Sebaliknya, negara-negara yang tidak berbahasa Inggris dapat menderita akibat
tidak mampu mencapai keterpaduan koalisi karena ketidakmampuan mereka
untuk berkomunikasi secara efektif. Kegagalan dalam komunikasi ini akan
berdampak negatif pada kemampuan untuk membangun hubungan berdasarkan
kepercayaan.

Membangun hubungan yang efektif adalah karakteristik utama dari operasi militer
multinasional. Keragaman budaya dari banyak daerah sering menghadirkan
tantangan signifikan untuk mencapai kohesi tim. Salah satu cara untuk mengatasi
perbedaan-perbedaan ini adalah membawa anggota tim koalisi ke dalam struktur
komando itu sendiri.
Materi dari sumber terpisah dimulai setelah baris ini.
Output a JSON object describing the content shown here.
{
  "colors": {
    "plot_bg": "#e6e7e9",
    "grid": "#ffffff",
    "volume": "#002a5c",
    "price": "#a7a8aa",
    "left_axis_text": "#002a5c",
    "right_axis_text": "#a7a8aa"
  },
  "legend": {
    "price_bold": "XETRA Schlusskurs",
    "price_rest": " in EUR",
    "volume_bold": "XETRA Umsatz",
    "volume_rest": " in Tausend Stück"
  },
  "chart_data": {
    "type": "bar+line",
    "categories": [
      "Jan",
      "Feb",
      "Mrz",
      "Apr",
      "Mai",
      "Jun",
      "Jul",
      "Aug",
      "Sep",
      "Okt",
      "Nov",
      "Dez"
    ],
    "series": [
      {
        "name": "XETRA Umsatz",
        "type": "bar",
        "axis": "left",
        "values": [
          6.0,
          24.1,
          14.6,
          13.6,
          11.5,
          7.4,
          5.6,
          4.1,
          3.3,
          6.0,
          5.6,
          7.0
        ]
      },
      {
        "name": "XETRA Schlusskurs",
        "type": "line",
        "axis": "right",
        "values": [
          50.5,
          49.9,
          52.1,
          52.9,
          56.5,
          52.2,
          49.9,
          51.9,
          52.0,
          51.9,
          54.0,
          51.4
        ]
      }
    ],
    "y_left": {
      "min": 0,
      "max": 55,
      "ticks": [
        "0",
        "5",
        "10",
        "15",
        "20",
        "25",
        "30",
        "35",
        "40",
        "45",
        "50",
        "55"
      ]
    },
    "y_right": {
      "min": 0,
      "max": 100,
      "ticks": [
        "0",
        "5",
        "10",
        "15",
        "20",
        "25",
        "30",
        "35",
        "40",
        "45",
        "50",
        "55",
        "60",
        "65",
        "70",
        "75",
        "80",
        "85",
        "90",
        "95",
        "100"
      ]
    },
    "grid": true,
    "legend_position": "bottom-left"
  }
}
Perintah terpadu semacam itu telah terbukti efektif dalam
operasi militer multinasional seperti NATO. Memang reformasi struktur komando
NATO (2011, 2016) memberikan bukti reformasi struktur komando untuk
mengatasi tantangan saat ini dan masa depan.
Pemimpin tim multinasional membutuhkan kapasitas untuk mengomunikasikan
tujuan dan arahan bersama (mis. Niat komandan). Secara tradisional, militer telah
mempertimbangkan kecakapan bahasa dan pengarahan wilayah geografis
persiapan yang cukup untuk penempatan di lingkungan yang beragam secara
budaya. Waktu telah menunjukkan bahwa ini adalah pendekatan yang tidak
memadai untuk mencapai pemahaman budaya. Jika pemimpin masa depan ingin
mengatasi hambatan budaya, kita harus mempersiapkan mereka untuk memahami
tantangan budaya yang akan mereka hadapi dalam lingkungan yang asing bagi
mereka. Secara khusus, kita harus membantu mereka melihat melalui lensa koalisi
mereka dan / atau lensa budaya musuh untuk memahami pengaruh dan dampak
potensial dari keputusan mereka yang tidak mendapat informasi.